まあ、普段から力が凄く強いとは思ってはいたけれど……それにしても、こんな細身の美少女がそこまで強いというのは、なんか意外だ。
「それなら、まあ、安全を考えると無視した方がいいんでしょうか?」
ルティナの仲間と話したりするのも、たぶん今日が最初で最後だ。安全面を意識するとエースとは口を利かないという選択はありなのかもしれない。まあ、本音を言うと、割とまともそうなルティナの仲間が理由なく人を襲ったりはしないと思うけど……思うけど、でもなんかルティナも以前、その凶暴マンが俺の事を捻り潰すみたいな発言をしていたから、ちょっと怖いんだよな。

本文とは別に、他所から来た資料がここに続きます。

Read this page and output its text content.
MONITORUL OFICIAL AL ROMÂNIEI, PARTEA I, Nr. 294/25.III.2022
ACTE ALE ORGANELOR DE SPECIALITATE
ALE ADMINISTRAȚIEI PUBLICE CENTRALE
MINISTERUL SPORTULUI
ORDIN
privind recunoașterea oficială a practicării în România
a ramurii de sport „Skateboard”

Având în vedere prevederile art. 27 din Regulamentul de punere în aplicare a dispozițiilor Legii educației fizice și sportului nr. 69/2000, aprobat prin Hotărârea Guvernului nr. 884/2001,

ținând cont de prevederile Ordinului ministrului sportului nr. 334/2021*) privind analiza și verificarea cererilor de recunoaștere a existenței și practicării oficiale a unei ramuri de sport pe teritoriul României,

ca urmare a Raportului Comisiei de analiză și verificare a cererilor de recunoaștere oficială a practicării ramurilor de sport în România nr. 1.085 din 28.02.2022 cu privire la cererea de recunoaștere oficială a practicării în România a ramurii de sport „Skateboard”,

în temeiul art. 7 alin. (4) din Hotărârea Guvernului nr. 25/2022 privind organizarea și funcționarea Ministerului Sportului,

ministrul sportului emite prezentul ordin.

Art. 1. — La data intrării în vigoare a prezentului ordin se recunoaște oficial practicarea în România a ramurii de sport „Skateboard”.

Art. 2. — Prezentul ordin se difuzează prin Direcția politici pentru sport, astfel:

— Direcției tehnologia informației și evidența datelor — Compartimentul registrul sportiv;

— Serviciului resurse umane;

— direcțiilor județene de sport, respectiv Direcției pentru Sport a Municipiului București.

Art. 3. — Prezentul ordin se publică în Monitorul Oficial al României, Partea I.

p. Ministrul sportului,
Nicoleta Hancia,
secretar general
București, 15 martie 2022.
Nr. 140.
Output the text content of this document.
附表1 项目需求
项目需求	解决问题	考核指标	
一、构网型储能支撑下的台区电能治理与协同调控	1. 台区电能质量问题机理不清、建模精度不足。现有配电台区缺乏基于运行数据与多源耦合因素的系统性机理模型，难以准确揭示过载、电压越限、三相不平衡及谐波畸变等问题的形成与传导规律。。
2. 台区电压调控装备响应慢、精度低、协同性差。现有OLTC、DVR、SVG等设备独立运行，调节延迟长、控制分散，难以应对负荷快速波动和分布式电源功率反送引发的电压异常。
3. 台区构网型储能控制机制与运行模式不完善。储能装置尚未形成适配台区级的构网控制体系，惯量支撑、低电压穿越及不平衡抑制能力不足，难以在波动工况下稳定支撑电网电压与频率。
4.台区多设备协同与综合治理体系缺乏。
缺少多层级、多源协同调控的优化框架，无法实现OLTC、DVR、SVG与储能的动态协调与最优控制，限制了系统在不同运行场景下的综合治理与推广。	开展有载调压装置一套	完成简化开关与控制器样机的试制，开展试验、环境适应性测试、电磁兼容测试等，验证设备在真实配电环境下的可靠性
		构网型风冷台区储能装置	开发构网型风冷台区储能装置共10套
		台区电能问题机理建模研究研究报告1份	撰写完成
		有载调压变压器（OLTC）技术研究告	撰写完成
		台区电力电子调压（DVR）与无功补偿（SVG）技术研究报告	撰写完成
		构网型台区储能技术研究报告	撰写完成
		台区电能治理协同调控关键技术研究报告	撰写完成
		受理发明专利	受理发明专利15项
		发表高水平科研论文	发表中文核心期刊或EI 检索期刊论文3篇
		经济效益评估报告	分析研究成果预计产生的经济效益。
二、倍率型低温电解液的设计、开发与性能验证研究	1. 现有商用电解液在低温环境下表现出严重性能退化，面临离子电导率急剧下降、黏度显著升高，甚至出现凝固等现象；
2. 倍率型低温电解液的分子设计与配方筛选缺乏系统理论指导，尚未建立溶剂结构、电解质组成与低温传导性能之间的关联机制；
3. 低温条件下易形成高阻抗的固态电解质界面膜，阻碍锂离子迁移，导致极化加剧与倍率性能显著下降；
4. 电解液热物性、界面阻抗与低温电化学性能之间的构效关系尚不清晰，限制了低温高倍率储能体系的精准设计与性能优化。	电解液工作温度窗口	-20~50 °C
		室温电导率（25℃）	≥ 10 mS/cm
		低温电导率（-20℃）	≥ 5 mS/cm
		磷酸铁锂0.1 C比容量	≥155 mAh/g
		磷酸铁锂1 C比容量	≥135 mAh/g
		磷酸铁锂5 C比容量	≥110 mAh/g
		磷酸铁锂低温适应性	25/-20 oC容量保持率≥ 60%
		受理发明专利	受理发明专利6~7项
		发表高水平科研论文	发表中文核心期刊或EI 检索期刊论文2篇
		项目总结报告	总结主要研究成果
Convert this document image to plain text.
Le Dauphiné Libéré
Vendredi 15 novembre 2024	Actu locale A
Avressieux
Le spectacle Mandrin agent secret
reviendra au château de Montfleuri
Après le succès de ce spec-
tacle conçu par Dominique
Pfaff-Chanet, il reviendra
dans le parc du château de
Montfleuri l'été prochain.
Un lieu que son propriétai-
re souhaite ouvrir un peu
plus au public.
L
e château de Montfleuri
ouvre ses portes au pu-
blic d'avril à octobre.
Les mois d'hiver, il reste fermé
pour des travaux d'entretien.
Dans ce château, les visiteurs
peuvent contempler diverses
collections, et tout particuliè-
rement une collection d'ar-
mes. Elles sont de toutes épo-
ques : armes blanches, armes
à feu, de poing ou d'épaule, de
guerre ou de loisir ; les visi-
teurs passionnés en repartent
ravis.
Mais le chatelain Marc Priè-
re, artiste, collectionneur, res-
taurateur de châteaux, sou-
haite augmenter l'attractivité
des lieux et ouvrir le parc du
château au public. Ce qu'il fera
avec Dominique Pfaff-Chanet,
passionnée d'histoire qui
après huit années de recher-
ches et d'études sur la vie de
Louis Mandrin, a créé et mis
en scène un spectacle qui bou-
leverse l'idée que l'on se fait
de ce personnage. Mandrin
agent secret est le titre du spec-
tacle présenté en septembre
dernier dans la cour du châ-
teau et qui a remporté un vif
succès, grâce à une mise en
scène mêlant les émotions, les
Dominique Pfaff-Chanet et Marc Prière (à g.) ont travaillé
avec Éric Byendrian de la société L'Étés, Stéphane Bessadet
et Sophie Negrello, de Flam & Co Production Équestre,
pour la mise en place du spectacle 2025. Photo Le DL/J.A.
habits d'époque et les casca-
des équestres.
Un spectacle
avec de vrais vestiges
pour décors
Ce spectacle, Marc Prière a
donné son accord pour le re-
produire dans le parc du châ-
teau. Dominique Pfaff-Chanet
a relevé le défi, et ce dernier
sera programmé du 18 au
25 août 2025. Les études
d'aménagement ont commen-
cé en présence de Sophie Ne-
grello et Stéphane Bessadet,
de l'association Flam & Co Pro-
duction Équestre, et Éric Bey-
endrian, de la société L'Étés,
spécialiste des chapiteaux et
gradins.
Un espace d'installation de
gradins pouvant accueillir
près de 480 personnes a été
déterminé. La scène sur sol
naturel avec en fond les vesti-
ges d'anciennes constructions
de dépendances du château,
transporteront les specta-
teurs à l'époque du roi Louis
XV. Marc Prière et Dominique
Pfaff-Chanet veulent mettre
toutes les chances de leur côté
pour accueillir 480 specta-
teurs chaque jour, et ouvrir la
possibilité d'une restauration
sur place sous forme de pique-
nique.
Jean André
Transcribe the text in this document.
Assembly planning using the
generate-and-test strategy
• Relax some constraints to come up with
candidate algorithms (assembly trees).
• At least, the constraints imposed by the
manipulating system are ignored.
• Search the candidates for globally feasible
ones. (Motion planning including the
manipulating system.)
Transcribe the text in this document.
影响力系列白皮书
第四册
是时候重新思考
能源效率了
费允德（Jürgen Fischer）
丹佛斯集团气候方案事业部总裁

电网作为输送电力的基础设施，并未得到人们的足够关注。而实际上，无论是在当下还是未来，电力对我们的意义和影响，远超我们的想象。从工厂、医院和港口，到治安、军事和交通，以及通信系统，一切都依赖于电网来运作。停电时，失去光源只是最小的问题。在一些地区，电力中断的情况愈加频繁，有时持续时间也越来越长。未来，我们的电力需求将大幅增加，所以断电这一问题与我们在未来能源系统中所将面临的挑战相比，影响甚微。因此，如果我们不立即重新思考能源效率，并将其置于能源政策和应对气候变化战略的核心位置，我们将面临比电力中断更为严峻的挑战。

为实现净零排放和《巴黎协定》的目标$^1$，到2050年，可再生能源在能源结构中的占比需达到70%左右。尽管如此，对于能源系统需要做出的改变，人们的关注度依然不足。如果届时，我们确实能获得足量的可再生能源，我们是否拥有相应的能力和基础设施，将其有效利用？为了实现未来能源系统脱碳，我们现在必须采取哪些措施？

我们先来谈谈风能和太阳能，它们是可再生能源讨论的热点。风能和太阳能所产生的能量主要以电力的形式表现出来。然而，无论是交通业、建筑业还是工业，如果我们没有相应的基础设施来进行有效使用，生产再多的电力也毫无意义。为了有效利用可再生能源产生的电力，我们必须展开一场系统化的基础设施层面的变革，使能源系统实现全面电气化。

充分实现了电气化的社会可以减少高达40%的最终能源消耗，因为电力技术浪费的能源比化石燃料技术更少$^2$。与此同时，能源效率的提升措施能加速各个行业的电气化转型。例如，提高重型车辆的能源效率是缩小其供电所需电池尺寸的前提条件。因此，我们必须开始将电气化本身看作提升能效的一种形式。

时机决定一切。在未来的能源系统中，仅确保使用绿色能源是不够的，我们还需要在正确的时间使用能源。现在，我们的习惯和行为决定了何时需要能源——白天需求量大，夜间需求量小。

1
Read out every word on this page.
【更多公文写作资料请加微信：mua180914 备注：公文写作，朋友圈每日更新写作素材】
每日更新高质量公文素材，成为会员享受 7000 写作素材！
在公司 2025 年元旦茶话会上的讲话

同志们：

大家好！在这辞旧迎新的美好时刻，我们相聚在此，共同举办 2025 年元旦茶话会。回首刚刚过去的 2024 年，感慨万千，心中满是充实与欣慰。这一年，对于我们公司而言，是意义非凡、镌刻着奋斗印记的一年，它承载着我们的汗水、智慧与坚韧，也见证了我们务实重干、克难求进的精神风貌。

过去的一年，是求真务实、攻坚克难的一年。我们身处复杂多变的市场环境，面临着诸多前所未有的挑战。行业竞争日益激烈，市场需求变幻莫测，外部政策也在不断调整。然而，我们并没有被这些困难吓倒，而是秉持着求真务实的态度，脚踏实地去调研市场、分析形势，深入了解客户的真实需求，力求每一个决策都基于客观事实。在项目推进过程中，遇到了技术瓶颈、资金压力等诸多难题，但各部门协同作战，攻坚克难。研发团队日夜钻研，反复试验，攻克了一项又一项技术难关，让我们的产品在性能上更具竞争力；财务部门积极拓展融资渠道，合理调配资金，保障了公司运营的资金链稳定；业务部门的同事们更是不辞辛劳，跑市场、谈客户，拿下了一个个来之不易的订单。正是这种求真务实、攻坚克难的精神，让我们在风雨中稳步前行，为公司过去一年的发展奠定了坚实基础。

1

少なくとも、ルティナから見ても俺とその人は相性が悪いみたいだし。それに、ここは酒も提供するから、念には念を入れた方が良いような気もする。うーん。
「ちょっと、カイまで何言ってるの! だいたい、世の中を舐めてる二人が悪いんだから、その上、勝手に無視するなんて駄目でしょ!」
「身を守る為だから仕方が無いよ~」
ルティナの抗議に対してスイは呑気な言葉を返した。
「とりあえず、危険そうなら無視するかもしれないです」
実際に会ってみてだな。まあ、体感だが、無視する可能性は一割くらいだと思う。明らかなヤバそうな奴なら無視するって感じだろうか?
「だから危険じゃないよ!」
「うん。やっぱりお兄さんは面白いね」
ルティナをおちょくれて満足なのか、スイの表情はかなり喜んでいるように見えた。